La verità, vi prego, sulle melanzane

Il piatto che ho cucinato più spesso durante il primo lockdown è senza dubbio il sugo alle melanzane. 

Mi piacciono un casino le melanzane. Quando siamo stati due mesi chiusi in casa mi sono sbizzarrita a prepararle in tutti i modi.

Tutti i modi che conosco, cioè due: grigliate o saltate in padella. 

Il mio sugo altro non è che melanzane tagliate a tocchetti grossolani, ripassate in padella con olio e basta. Lo mangio volentieri da solo o più spesso con la pasta. È una ricetta tutta mia, la chiamo "melanzane alla pasta" perché la proporzione è di circa due-anche-tre a uno per le melanzane. Un po' come se la pasta fosse il condimento. 

Delizioso, che te lo dico a fare.

Verso la fine di aprile ne avevo messo da parte un po' di questo sugo. Poi non l'ho più mangiato, dio solo sa il perché. Forse perché mi ricordava la clausura forzata, chissà. E manco c'ho pensato più al sugo di melanzane fino a ieri quando, aprendo il freezer, ho posato l'occhio sul tupperware cristallizzato, incastonato sul fondo, tra piselli e minestrone. 

Ora, non vorrei dare l'impressione di quella che non apre il proprio freezer da aprile, diciamo che soltanto ieri ho fatto caso alle melanzane.

A questo punto io mi chiedo: ma saranno ancora buone? 
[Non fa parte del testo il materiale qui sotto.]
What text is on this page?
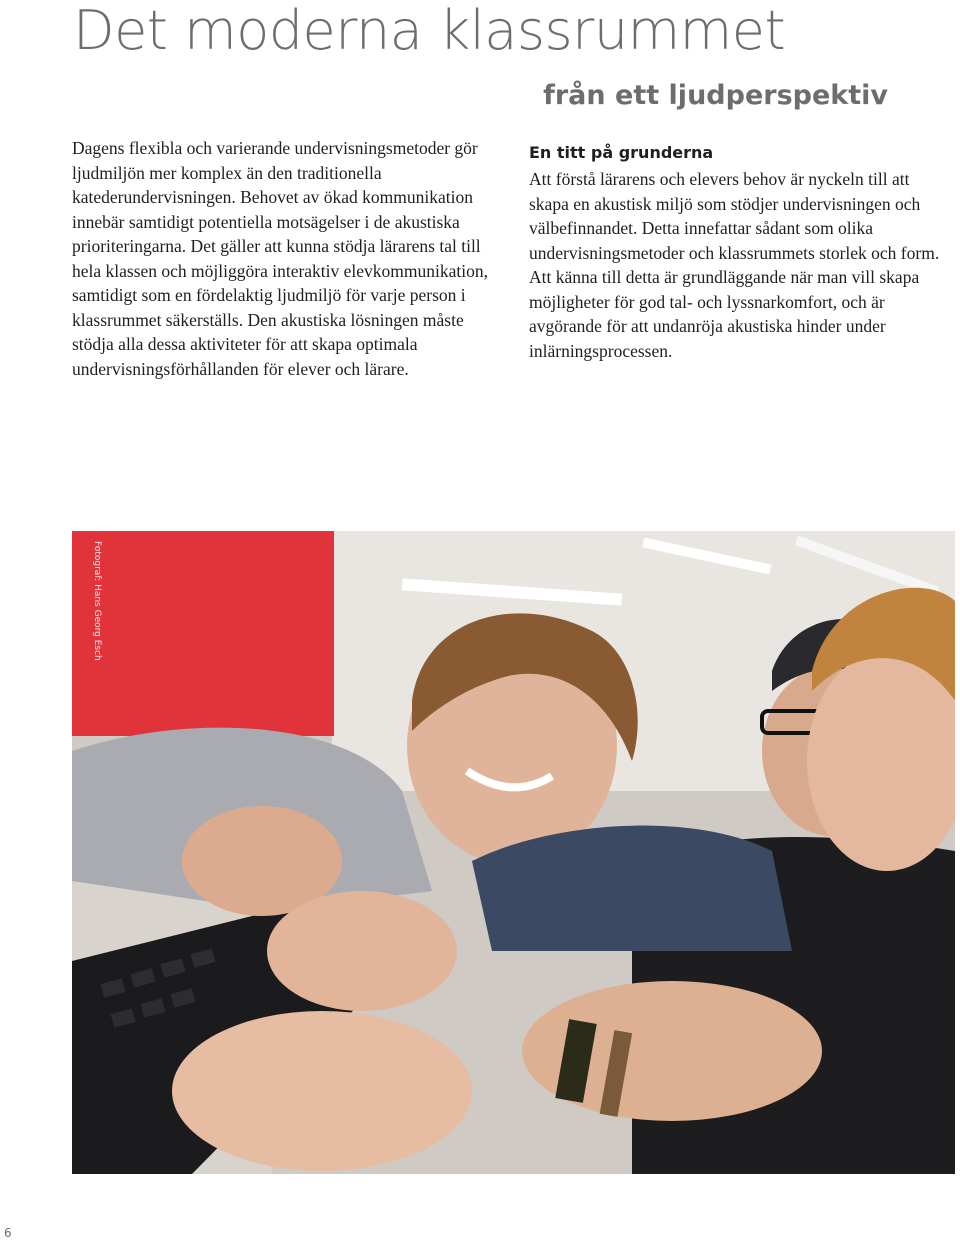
Det moderna klassrummet
från ett ljudperspektiv

Dagens flexibla och varierande undervisningsmetoder gör ljudmiljön mer komplex än den traditionella katederundervisningen. Behovet av ökad kommunikation innebär samtidigt potentiella motsägelser i de akustiska prioriteringarna. Det gäller att kunna stödja lärarens tal till hela klassen och möjliggöra interaktiv elevkommunikation, samtidigt som en fördelaktig ljudmiljö för varje person i klassrummet säkerställs. Den akustiska lösningen måste stödja alla dessa aktiviteter för att skapa optimala undervisningsförhållanden för elever och lärare.

En titt på grunderna

Att förstå lärarens och elevers behov är nyckeln till att skapa en akustisk miljö som stödjer undervisningen och välbefinnandet. Detta innefattar sådant som olika undervisningsmetoder och klassrummets storlek och form. Att känna till detta är grundläggande när man vill skapa möjligheter för god tal- och lyssnarkomfort, och är avgörande för att undanröja akustiska hinder under inlärningsprocessen.

Fotograf: Hans Georg Esch
6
Potrei buttare tutto, certo, ma quelle sono le melanzane del lockdown, sono simboliche.

 

Photo by Tijana Drndarski on Unsplash

Farsi delle domande: assembramenti e movida


Ieri sono andata a cena in pizzeria con amici. 

C'era molta gente, com'è naturale il venerdì sera. L'aria nel locale era pesante, o almeno mi è parso che lo fosse. 

Mi sono subito sentita a disagio e ho tolto la mascherina solo quando la cameriera ha appoggiato le prime ordinazioni sul tavolo. 

Non un secondo prima. 

Col mio gruppo di amici siamo andati per tutta l'estate a cena nello stesso posto, all'aperto. Ora però fa più freddo così dobbiamo stare al chiuso. 

Ma la nostra pizzeria è uno di quei locali belli quando si mangia nel giardino, con tanto verde, il parco in fondo, le luci della città che creano un effetto tipo "L'impero delle luci". 

All'interno è un'altra cosa; cambiano illuminazione, colori, atmosfere. Tutto diventa più cupo e freddo.

Chissà se i gestori del locale si preoccupano di questo gap esperienziale, perché sembra davvero di stare in due locali differenti.

Torniamo a ieri sera. 

Sono stata contenta che fosse tardi, mangiare al secondo turno è la cosa migliore di questi tempi, il locale piano piano si è svuotato e ho cominciato a sentirmi a mio agio. Ho fatto caso al mio cambiamento di umore, mi sono resa conto che mi stavo rilassando man mano che gli altri clienti andavano via.

A tavola ero con i soliti amici con cui mangio almeno una pizza a settimana, si chiacchierava di Firenze. A quanto pare vogliono mettere dei tornelli per accedere a Piazza Santo Spirito perché la sera è piena di gente sta diventando un problema per il contenimento del virus. Assembramenti, movida, queste cose qua. 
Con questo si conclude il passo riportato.